I can totally see how this makes the design simpler. It avoids a whole lot of grunge like populating nodes with “holes” instead of pointers to real data, and dealing with reads in the holes, and so on. The part about writes starting beyond the end occurring at the end worries me, though. If an application were to write out of order – few do, but something like BitTorrent comes to mind – the result would be a mangled mess. If gaps aren’t allowed that’s fine, but it would seem safer to reject them outright than to risk rearranging them. I also don’t see any mention of a true append operation, which would imply that appending is a potentially racy process of finding the current EOF and then writing to that offset. What if something else extended the file in between?

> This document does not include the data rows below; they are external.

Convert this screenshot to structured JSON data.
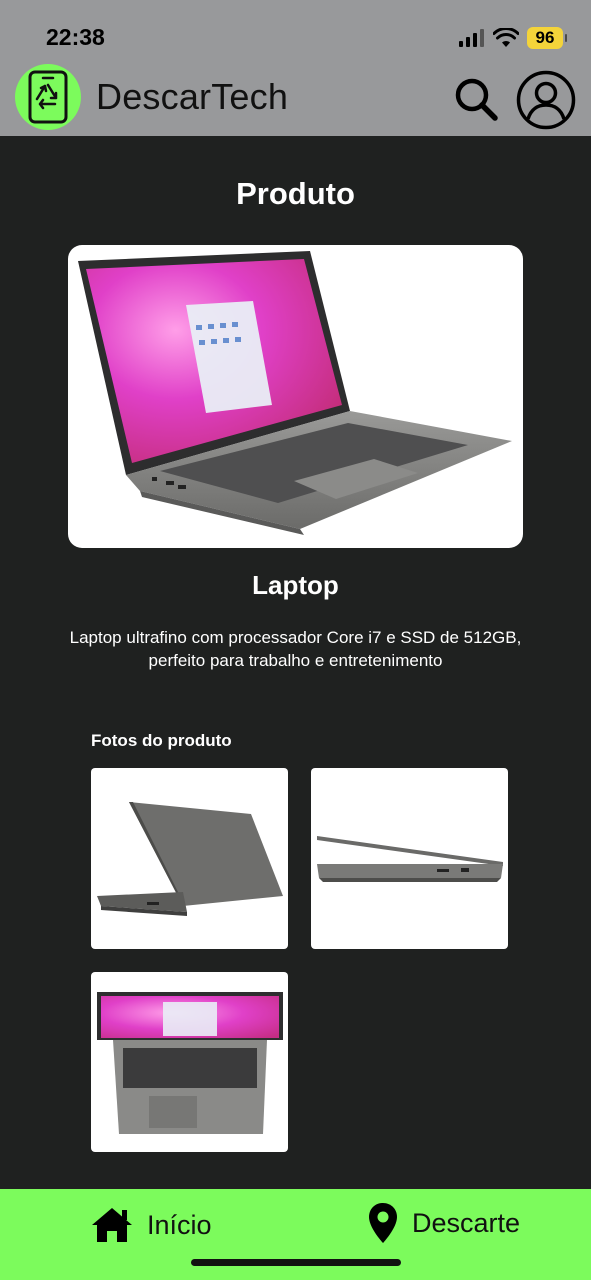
{
  "status_bar": {
    "time": "22:38",
    "battery": "96",
    "battery_color": "#f4d43a"
  },
  "header": {
    "app_title": "DescarTech",
    "logo_icon": "recycle-phone-icon",
    "search_icon": "search-icon",
    "profile_icon": "user-circle-icon",
    "background_color": "#98999b",
    "accent_color": "#7cfb5c"
  },
  "main": {
    "page_title": "Produto",
    "product_name": "Laptop",
    "product_description_line1": "Laptop ultrafino com processador Core i7 e SSD de 512GB,",
    "product_description_line2": "perfeito para trabalho e entretenimento",
    "photos_title": "Fotos do produto",
    "background_color": "#1f2120"
  },
  "bottom_nav": {
    "items": [
      {
        "label": "Início",
        "icon": "home-icon"
      },
      {
        "label": "Descarte",
        "icon": "map-pin-icon"
      }
    ],
    "background_color": "#7cfb5c"
  }
}
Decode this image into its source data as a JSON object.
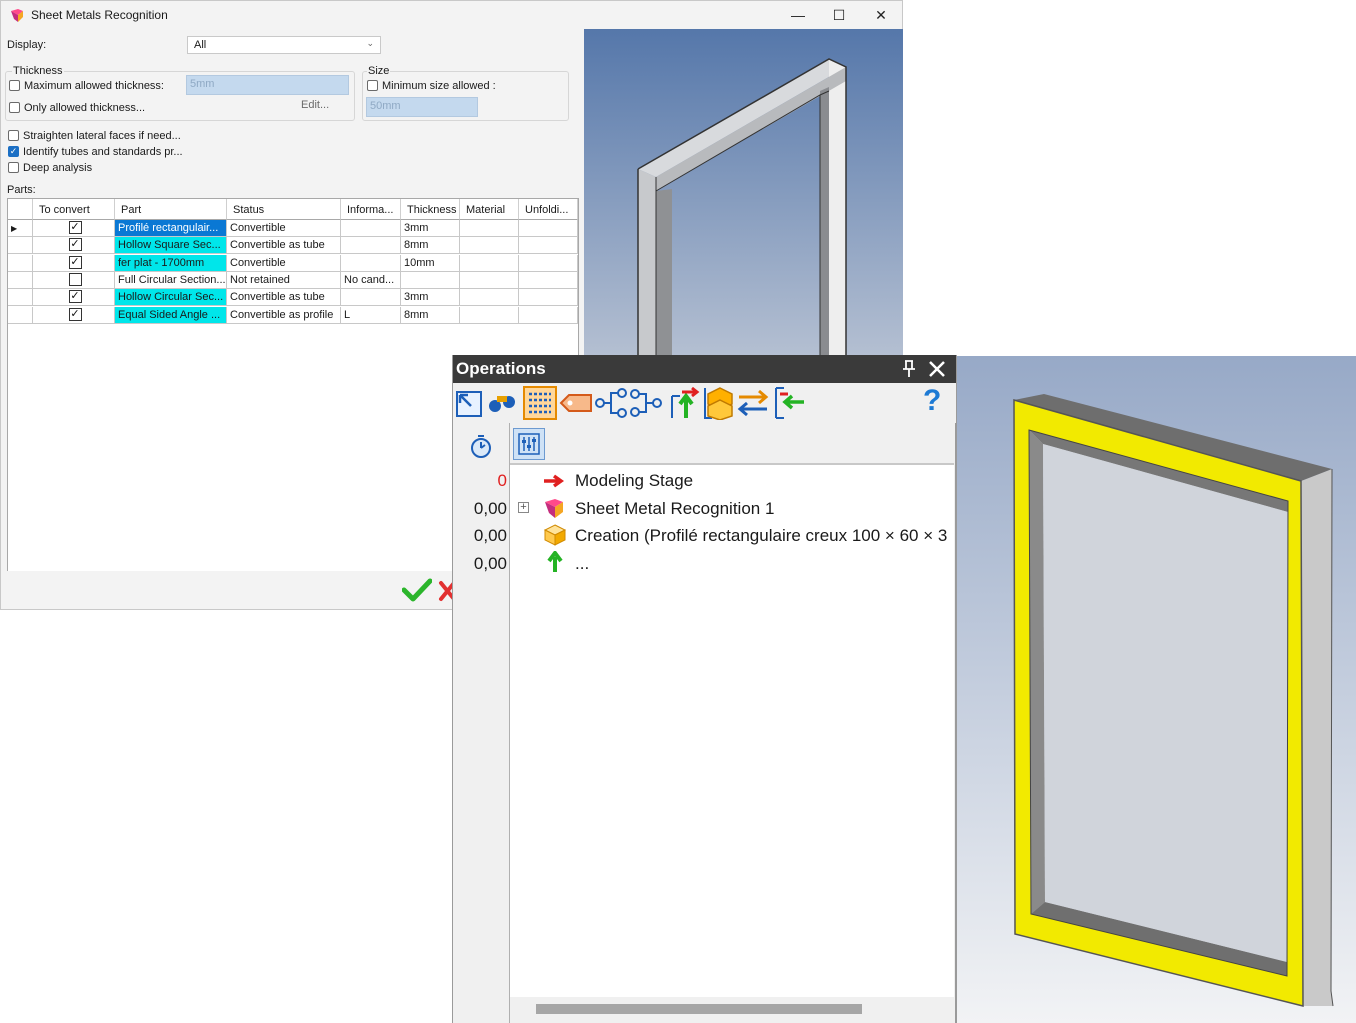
{
  "dialog": {
    "title": "Sheet Metals Recognition",
    "display_label": "Display:",
    "display_value": "All",
    "thickness": {
      "group_label": "Thickness",
      "max_allowed_label": "Maximum allowed thickness:",
      "max_allowed_checked": false,
      "max_allowed_value": "5mm",
      "only_allowed_label": "Only allowed thickness...",
      "only_allowed_checked": false,
      "edit_label": "Edit..."
    },
    "size": {
      "group_label": "Size",
      "min_size_label": "Minimum size allowed :",
      "min_size_checked": false,
      "min_size_value": "50mm"
    },
    "options": [
      {
        "label": "Straighten lateral faces if need...",
        "checked": false
      },
      {
        "label": "Identify tubes and standards pr...",
        "checked": true
      },
      {
        "label": "Deep analysis",
        "checked": false
      }
    ],
    "parts_label": "Parts:",
    "columns": [
      "To convert",
      "Part",
      "Status",
      "Informa...",
      "Thickness",
      "Material",
      "Unfoldi..."
    ],
    "rows": [
      {
        "current": true,
        "to_convert": true,
        "part": "Profilé rectangulair...",
        "highlight": "selected",
        "status": "Convertible",
        "info": "",
        "thickness": "3mm"
      },
      {
        "current": false,
        "to_convert": true,
        "part": "Hollow Square Sec...",
        "highlight": "cyan",
        "status": "Convertible as tube",
        "info": "",
        "thickness": "8mm"
      },
      {
        "current": false,
        "to_convert": true,
        "part": "fer plat - 1700mm",
        "highlight": "cyan",
        "status": "Convertible",
        "info": "",
        "thickness": "10mm"
      },
      {
        "current": false,
        "to_convert": false,
        "part": "Full Circular Section...",
        "highlight": "none",
        "status": "Not retained",
        "info": "No cand...",
        "thickness": ""
      },
      {
        "current": false,
        "to_convert": true,
        "part": "Hollow Circular Sec...",
        "highlight": "cyan",
        "status": "Convertible as tube",
        "info": "",
        "thickness": "3mm"
      },
      {
        "current": false,
        "to_convert": true,
        "part": "Equal Sided Angle ...",
        "highlight": "cyan",
        "status": "Convertible as profile",
        "info": "L",
        "thickness": "8mm"
      }
    ],
    "window_buttons": {
      "minimize": "—",
      "maximize": "☐",
      "close": "✕"
    },
    "ok_icon": "checkmark-icon",
    "cancel_icon": "cancel-icon"
  },
  "operations": {
    "title": "Operations",
    "pin_icon": "pin-icon",
    "close_icon": "close-icon",
    "toolbar_icons": [
      "select-icon",
      "binoculars-icon",
      "list-icon",
      "tag-icon",
      "tree-icon",
      "tree-link-icon",
      "move-up-icon",
      "stack-icon",
      "swap-icon",
      "insert-icon"
    ],
    "help_label": "?",
    "tabs": [
      "timer-icon",
      "settings-icon"
    ],
    "tree": [
      {
        "value": "0",
        "label": "Modeling Stage",
        "icon": "arrow-right-icon"
      },
      {
        "value": "0,00",
        "label": "Sheet Metal Recognition 1",
        "icon": "sheet-metal-icon",
        "expandable": true
      },
      {
        "value": "0,00",
        "label": "Creation (Profilé rectangulaire creux 100 × 60 × 3",
        "icon": "box-icon"
      },
      {
        "value": "0,00",
        "label": "...",
        "icon": "arrow-up-icon"
      }
    ],
    "expand_symbol": "+"
  },
  "colors": {
    "selected": "#0a78d4",
    "highlight": "#00e6ea",
    "ok": "#2bb52b",
    "cancel": "#e23030",
    "panel_title": "#3a3a3a",
    "frame_yellow": "#f2ea00"
  }
}
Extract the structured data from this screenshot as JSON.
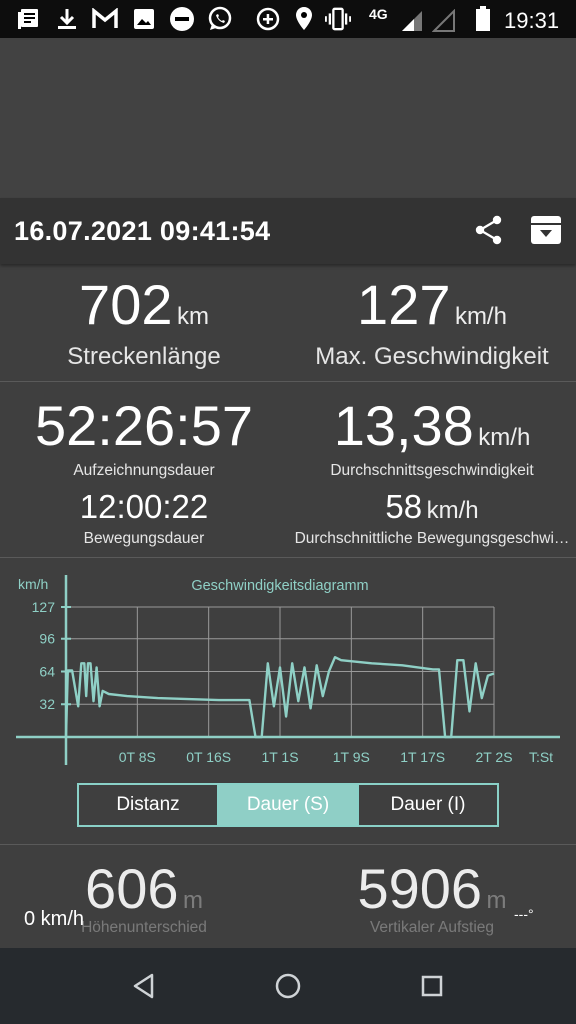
{
  "statusbar": {
    "network": "4G",
    "time": "19:31",
    "icons": [
      "news-icon",
      "download-icon",
      "gmail-icon",
      "image-icon",
      "do-not-disturb-icon",
      "whatsapp-icon",
      "data-saver-icon",
      "location-icon",
      "vibrate-icon",
      "signal-icon",
      "signal-empty-icon",
      "battery-icon"
    ]
  },
  "header": {
    "title": "16.07.2021 09:41:54",
    "share_icon": "share-icon",
    "archive_icon": "archive-download-icon"
  },
  "stats": {
    "distance": {
      "value": "702",
      "unit": "km",
      "label": "Streckenlänge"
    },
    "max_speed": {
      "value": "127",
      "unit": "km/h",
      "label": "Max. Geschwindigkeit"
    },
    "duration": {
      "value": "52:26:57",
      "label": "Aufzeichnungsdauer"
    },
    "avg_speed": {
      "value": "13,38",
      "unit": "km/h",
      "label": "Durchschnittsgeschwindigkeit"
    },
    "moving_time": {
      "value": "12:00:22",
      "label": "Bewegungsdauer"
    },
    "avg_moving_speed": {
      "value": "58",
      "unit": "km/h",
      "label": "Durchschnittliche Bewegungsgeschwi…"
    }
  },
  "chart": {
    "y_unit": "km/h",
    "title": "Geschwindigkeitsdiagramm",
    "y_ticks": [
      "127",
      "96",
      "64",
      "32"
    ],
    "x_ticks": [
      "0T 8S",
      "0T 16S",
      "1T 1S",
      "1T 9S",
      "1T 17S",
      "2T 2S"
    ],
    "x_unit": "T:St",
    "line_color": "#8fd0c6",
    "grid_color": "#9a9a9a"
  },
  "chart_data": {
    "type": "line",
    "title": "Geschwindigkeitsdiagramm",
    "xlabel": "T:St",
    "ylabel": "km/h",
    "ylim": [
      0,
      127
    ],
    "x_tick_labels": [
      "0T 8S",
      "0T 16S",
      "1T 1S",
      "1T 9S",
      "1T 17S",
      "2T 2S"
    ],
    "y_tick_labels": [
      "127",
      "96",
      "64",
      "32"
    ],
    "series": [
      {
        "x": [
          0,
          0.3,
          1,
          2,
          2.5,
          3,
          3.3,
          3.6,
          4,
          4.5,
          5,
          5.5,
          6,
          7,
          10,
          15,
          20,
          25,
          30,
          31,
          32,
          33,
          34,
          35,
          36,
          37,
          38,
          39,
          40,
          41,
          42,
          43,
          44,
          45,
          50,
          55,
          60,
          61,
          62,
          63,
          64,
          65,
          66,
          67,
          68,
          69,
          70
        ],
        "y": [
          0,
          65,
          65,
          30,
          72,
          72,
          40,
          72,
          72,
          35,
          68,
          30,
          45,
          42,
          40,
          38,
          37,
          36,
          36,
          0,
          0,
          72,
          30,
          68,
          20,
          72,
          35,
          68,
          28,
          70,
          40,
          64,
          78,
          75,
          72,
          70,
          66,
          66,
          0,
          0,
          75,
          75,
          25,
          72,
          38,
          60,
          62
        ]
      }
    ]
  },
  "segment": {
    "options": [
      "Distanz",
      "Dauer (S)",
      "Dauer (I)"
    ],
    "selected": "Dauer (S)"
  },
  "bottom": {
    "elevation_diff": {
      "value": "606",
      "unit": "m",
      "label": "Höhenunterschied"
    },
    "vertical_ascent": {
      "value": "5906",
      "unit": "m",
      "label": "Vertikaler Aufstieg"
    },
    "current_speed": "0 km/h",
    "heading": "---°"
  },
  "navbar": {
    "back": "back-icon",
    "home": "home-icon",
    "recents": "recents-icon"
  }
}
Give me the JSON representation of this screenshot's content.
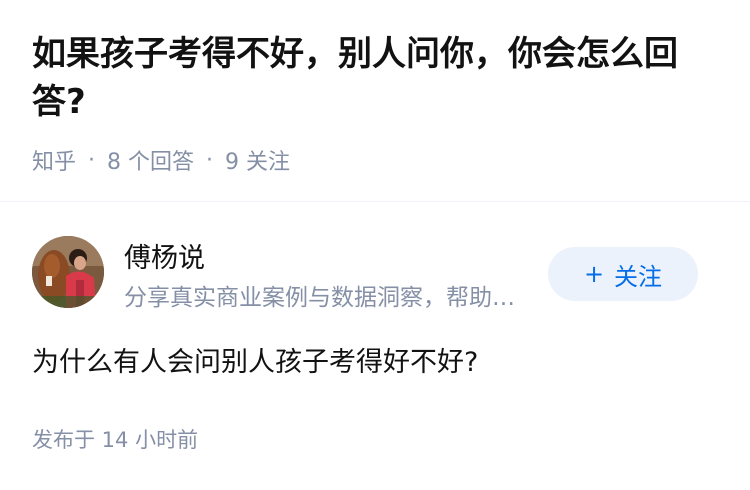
{
  "question": {
    "title": "如果孩子考得不好，别人问你，你会怎么回答?",
    "source": "知乎",
    "answer_count": "8 个回答",
    "follower_count": "9 关注"
  },
  "answer": {
    "author": {
      "name": "傅杨说",
      "bio": "分享真实商业案例与数据洞察，帮助更多人理解商业本质",
      "avatar_icon": "avatar-photo"
    },
    "follow_button": {
      "plus": "+",
      "label": "关注"
    },
    "content": "为什么有人会问别人孩子考得好不好?",
    "publish_time": "发布于 14 小时前"
  },
  "colors": {
    "title": "#121212",
    "meta": "#8590a6",
    "follow_bg": "#ebf2fb",
    "follow_text": "#056de8"
  }
}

Speaking of concurrency, the general approach in Luwak is similar to that in VoldFS and elsewhere: do all writes (including internal data structures) into new space, then write a new root which points to the new bits. In VoldFS this final write is into the inode for data operations or into the root directory for namespace operations, and is done very carefully with a conditional update so that conflicting writes are detected and retried – effectively serialized – instead of taking partial effect. In Luwak the “write into new space” rule does seem to be followed, but not the conditional-update part. That means two simultaneous writes could end up making separate copies of the same node in a common ancestor, and one write could be lost even though there was no actual overlap. As near as my weak Erlang skills can determine, simultaneous updates might even stomp on each others’ ancestor lists, so reconciliation at that level wouldn’t be possible either. Now, don’t get me wrong. It’s entirely reasonable to say that Luwak isn’t intended to handle that kind of concurrent-access regime and that if it had been then it would have been implemented a whole different way. I’m just saying that it’s an area where it might be interesting to experiment some more and see if at least occasional/accidental sharing might be handled more gracefully.

Since I mentioned ancestor lists, I should also point out that they seem to include all previous versions. Similarly, and again according to Cliff, there’s no garbage collection of no-longer-used data blocks. Again that’s totally reasonable for such a young project; there’s no such garbage collection in VoldFS either. Since data blocks are addressed by content hash, the problem might even be a bit more complex, and of course one should never pass up an opportunity to remind people of Valerie Aurora’s excellent HotOS 2003 paper on the dangers of compare-by-hash.

That’s all I can think of right now. All quibbles and disclaimers aside, I think the most important thing is that more people are working on ways to store large objects in some of the modern distributed data stores. Even if we all come up with different semantics and different approaches, that’s definitely a good thing. Progress is messy that way, and thanks to everyone involved with Luwak for contributing to that progress.